Thanks for listening.
As I was rereading some of the replies to this article I came to Nathan’s comments about how to “trick” yourself into getting things done.. Wow!!! So powerful.. He basically says that you don’t force yourself but be gentle with yourself. Only do the things that you enjoy… but try to throw something in there that might not be as enjoyable… and only do that until it starts to be uncomfortable and stop… Reward yourself for the little bit that you got done… So profound. He mentions that as he did that… that he found that he developed more ability to get these things done.
I am excited today… I feel like I have taken a big step in my recovery. Even though it really wasn’t a big step.. it was just a bunch of tiny little steps (or perhaps it was the handicap ramp).
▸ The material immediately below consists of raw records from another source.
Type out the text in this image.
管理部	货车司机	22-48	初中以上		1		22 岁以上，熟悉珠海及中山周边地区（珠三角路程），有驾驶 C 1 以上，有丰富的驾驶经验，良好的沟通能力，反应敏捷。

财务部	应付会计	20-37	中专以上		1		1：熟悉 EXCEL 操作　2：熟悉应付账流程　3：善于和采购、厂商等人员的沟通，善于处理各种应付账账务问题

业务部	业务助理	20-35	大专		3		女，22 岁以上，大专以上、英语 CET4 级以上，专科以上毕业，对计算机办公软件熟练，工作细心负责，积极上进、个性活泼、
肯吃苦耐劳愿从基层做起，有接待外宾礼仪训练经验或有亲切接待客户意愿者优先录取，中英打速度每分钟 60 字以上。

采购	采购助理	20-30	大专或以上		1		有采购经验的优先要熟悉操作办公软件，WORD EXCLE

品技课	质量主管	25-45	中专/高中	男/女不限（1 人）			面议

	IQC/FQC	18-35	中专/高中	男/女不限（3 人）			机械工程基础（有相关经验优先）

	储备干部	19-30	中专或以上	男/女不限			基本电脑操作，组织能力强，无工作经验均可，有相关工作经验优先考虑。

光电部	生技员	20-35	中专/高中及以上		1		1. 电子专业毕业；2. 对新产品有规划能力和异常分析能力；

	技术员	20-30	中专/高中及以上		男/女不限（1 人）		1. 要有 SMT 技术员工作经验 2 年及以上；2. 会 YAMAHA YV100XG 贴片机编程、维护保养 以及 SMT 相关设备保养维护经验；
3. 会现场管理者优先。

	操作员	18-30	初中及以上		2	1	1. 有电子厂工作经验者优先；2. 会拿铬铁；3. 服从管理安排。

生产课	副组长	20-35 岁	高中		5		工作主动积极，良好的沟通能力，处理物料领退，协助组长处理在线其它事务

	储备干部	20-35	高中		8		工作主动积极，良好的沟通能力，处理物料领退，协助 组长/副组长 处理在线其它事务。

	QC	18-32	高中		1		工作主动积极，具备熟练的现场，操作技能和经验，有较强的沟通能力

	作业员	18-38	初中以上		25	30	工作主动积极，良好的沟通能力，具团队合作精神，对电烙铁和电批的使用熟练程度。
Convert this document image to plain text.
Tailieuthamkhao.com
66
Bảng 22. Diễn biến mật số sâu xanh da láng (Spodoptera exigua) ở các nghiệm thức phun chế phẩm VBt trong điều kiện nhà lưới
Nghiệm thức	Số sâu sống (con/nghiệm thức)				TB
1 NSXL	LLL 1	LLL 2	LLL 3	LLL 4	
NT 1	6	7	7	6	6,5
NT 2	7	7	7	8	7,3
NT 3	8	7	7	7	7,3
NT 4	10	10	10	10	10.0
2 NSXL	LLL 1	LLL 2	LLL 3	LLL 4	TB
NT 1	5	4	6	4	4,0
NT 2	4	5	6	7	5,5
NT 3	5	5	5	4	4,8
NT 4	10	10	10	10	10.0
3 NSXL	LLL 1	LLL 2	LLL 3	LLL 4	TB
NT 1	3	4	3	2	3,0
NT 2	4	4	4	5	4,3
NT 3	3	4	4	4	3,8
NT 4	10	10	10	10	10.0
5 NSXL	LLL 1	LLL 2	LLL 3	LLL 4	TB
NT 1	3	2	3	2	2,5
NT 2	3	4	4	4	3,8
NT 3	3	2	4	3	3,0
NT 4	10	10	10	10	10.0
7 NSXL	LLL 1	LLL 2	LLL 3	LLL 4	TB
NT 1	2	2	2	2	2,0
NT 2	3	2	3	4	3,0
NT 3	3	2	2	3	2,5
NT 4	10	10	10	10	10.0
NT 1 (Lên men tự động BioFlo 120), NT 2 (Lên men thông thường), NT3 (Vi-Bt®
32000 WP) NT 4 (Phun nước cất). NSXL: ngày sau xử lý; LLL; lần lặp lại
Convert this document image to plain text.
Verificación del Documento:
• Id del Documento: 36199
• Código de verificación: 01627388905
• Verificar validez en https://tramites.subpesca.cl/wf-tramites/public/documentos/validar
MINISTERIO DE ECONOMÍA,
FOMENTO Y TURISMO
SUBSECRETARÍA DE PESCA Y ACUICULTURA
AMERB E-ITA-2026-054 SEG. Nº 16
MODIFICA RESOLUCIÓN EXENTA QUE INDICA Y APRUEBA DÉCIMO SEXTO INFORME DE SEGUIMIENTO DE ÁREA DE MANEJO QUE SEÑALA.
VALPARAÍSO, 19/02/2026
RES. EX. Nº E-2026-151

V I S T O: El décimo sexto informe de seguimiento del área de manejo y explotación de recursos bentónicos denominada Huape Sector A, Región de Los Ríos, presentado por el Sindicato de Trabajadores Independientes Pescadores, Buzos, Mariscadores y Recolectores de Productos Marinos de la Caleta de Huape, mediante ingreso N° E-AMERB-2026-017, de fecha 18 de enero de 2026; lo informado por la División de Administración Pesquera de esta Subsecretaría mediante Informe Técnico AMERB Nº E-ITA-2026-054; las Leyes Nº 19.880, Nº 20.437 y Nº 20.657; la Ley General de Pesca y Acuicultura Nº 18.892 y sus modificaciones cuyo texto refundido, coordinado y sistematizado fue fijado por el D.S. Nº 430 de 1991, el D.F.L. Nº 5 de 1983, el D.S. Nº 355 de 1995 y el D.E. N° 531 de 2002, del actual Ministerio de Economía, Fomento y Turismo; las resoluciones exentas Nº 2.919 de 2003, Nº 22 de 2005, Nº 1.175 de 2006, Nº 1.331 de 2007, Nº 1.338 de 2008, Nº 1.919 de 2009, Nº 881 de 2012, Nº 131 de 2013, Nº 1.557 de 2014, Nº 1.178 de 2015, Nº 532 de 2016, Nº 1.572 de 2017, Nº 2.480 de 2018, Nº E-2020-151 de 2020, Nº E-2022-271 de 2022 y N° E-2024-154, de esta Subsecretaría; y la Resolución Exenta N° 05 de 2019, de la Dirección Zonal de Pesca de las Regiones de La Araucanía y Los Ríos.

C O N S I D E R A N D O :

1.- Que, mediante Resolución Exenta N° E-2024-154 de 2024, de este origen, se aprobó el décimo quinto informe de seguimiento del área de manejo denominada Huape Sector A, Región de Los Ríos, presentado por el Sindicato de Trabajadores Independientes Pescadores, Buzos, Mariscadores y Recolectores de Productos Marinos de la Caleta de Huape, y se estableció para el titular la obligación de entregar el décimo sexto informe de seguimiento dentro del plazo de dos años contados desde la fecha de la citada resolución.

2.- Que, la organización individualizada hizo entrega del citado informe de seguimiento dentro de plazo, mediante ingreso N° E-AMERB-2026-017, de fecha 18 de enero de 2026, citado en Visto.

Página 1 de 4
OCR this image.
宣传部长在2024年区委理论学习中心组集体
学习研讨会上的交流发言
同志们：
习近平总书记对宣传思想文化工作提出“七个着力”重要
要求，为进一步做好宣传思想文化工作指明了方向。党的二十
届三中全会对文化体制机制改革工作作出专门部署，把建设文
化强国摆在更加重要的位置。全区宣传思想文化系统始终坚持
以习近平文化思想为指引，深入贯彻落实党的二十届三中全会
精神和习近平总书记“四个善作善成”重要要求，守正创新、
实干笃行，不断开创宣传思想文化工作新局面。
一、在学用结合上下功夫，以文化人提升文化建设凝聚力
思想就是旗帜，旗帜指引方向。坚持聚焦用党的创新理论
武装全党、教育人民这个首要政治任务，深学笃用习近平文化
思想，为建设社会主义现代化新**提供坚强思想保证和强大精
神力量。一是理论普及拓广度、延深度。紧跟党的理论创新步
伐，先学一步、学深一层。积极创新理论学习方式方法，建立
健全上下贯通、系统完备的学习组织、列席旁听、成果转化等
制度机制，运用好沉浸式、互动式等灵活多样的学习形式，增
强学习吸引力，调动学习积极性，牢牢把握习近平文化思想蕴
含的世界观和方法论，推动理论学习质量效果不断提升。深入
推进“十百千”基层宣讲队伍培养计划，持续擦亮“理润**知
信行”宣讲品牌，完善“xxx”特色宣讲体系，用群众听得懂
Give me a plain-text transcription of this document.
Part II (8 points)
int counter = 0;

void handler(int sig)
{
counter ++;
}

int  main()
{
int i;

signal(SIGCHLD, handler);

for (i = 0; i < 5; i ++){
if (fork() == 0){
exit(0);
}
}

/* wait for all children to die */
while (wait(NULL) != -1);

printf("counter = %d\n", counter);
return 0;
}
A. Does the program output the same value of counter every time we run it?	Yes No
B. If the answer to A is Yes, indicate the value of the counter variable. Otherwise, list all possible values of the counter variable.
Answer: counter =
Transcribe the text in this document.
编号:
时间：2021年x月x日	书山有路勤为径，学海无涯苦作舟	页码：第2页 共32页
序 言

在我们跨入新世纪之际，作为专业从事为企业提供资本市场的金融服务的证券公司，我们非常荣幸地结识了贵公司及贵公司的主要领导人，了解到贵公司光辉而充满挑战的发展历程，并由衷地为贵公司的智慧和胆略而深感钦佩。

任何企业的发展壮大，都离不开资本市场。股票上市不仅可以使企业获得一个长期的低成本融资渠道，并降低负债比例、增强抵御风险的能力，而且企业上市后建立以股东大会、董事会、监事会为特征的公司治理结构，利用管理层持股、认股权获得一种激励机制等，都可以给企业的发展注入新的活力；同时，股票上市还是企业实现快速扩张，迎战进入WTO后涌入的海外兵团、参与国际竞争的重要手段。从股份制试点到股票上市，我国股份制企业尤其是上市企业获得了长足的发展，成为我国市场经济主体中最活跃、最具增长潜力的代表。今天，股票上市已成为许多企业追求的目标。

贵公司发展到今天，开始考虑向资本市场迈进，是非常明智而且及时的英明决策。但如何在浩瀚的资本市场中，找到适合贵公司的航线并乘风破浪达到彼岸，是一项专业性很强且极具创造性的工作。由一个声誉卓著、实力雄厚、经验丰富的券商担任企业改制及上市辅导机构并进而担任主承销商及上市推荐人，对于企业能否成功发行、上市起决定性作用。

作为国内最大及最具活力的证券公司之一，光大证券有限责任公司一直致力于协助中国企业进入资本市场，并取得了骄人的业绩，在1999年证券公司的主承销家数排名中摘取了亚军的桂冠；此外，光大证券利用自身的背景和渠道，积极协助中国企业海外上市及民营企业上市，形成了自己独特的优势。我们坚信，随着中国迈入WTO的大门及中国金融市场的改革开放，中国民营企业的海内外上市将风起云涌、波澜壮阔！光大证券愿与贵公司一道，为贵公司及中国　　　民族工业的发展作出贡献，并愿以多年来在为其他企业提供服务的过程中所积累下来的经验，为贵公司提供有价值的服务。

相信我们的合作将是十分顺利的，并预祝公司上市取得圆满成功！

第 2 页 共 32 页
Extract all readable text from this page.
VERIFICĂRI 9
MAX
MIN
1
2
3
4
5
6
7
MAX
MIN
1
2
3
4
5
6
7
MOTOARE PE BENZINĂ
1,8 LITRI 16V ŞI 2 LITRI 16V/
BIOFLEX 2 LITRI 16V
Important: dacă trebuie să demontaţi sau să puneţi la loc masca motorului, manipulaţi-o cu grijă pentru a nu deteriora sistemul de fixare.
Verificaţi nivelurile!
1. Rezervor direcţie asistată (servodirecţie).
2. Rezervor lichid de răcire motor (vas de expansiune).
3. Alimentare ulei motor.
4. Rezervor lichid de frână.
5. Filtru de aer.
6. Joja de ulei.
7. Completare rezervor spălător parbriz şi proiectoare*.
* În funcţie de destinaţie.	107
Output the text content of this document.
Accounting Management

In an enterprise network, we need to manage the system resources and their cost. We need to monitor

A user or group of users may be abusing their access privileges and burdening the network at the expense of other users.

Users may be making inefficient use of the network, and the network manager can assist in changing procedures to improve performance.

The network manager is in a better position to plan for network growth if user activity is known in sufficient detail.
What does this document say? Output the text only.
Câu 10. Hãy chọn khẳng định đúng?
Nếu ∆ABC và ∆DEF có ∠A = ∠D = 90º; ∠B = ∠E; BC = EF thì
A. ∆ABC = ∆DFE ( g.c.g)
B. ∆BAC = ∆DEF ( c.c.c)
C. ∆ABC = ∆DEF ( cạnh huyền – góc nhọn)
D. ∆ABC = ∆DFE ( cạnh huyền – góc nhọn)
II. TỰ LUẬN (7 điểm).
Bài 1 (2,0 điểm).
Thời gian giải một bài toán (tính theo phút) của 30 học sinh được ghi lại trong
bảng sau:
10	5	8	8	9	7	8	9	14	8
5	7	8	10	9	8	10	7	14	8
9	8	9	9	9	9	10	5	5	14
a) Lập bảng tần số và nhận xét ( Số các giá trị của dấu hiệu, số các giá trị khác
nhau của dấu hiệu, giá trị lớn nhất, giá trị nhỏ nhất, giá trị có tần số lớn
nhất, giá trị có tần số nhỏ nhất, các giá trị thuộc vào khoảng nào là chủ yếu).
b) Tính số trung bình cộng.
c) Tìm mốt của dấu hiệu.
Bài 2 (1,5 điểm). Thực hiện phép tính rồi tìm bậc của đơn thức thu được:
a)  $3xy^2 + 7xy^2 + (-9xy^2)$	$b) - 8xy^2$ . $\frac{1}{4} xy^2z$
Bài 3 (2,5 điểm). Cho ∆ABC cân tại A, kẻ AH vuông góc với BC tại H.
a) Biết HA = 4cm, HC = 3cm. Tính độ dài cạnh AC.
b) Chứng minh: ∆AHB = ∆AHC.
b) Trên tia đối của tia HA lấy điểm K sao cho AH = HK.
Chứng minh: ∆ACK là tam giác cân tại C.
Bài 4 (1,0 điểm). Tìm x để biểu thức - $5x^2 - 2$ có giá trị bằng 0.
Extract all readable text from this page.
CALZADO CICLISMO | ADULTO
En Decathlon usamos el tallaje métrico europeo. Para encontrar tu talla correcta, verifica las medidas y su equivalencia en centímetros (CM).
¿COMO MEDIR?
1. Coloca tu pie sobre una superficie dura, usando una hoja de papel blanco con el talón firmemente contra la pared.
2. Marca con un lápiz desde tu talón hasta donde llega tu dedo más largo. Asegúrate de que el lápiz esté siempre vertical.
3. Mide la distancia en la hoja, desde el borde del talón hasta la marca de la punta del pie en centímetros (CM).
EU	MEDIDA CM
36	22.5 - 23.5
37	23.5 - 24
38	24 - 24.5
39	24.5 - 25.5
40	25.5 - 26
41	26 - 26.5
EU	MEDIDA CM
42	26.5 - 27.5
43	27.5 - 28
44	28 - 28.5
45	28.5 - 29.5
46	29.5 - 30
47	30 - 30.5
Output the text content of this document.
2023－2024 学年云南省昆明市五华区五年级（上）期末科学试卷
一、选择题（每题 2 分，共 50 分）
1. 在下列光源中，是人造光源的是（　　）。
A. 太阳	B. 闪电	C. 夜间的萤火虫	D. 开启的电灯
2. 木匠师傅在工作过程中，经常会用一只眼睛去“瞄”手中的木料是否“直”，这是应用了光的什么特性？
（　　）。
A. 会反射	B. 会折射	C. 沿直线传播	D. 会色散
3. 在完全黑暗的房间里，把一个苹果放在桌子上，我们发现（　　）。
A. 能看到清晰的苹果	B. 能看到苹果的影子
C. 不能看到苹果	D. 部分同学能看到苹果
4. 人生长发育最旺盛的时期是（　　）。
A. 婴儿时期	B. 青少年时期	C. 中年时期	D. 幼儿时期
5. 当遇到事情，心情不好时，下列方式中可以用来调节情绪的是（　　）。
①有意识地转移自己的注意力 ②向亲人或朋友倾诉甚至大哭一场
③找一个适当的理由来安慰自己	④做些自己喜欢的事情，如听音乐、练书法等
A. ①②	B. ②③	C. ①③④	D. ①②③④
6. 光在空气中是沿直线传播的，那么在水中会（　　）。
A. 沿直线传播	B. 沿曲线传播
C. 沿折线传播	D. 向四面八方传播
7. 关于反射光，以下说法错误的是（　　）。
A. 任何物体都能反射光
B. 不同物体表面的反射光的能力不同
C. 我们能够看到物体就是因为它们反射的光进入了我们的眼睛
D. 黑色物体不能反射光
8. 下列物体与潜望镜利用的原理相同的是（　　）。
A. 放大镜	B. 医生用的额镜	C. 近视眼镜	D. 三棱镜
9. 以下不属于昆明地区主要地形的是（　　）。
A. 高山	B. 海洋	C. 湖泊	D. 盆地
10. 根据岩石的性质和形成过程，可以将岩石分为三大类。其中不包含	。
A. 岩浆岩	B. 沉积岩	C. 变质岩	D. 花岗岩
Either way I am not where I was..
I’ll just reiterate from my earlier post.. I allowed myself to find something I enjoyed (hiking, geocaching and traveling) and allowed myself to do that and tried not to beat myself up for not doing a lot of other things that really needed to be done. That got me out of a depressed state for periods of time. When I was hiking, etc.. or planning my next hike. etc.. I wasn’t depressed.. When I would think about the other things I HAD to do.. I would get depressed…. So… now.. I am going to apply Nathan’s method of slipping periods of doing some of the “HAVE TOs” and see how that works.
We will see! Thanks for listening.
I am currently at the “didn’t have any desire to do anything” stage, and I am not working now, have not been for the past 6 months.
It can be a struggle for me to do things, even when I realize that the motivation will not come. I feel like that is the natural order of things, and that it is so much more comfortable to lie in my bed and not do anything. After I take my medication in the evening my motivation level is slightly higher, but in the mornings it is worst. In the mornings I have been just lying around in my room with the door closed, which I know is not the most helpful thing to do in the first place, but if I go out of my room I have to do chores and other mundane things which just seem pointless
Mornings are usually the worst I’ve noticed for most people with depression. It is for me too. I find that if I don’t get going immediately I don’t get anything done and I just lie around feeling like shit.
My therapist suggested I should try to do what I “need” to do first thing in the morning, like small chores. Or even just one chore. Just one thing and then the pressure is off.
It actually worked, and now that I find myself slipping from this I’m going to try it again.
I hope you do to and that it helps.
That is awesome Angel. I love to drive… so I try to get up first thing in the morning and drive a little bit.. That makes me feel productive and it is so easy to do.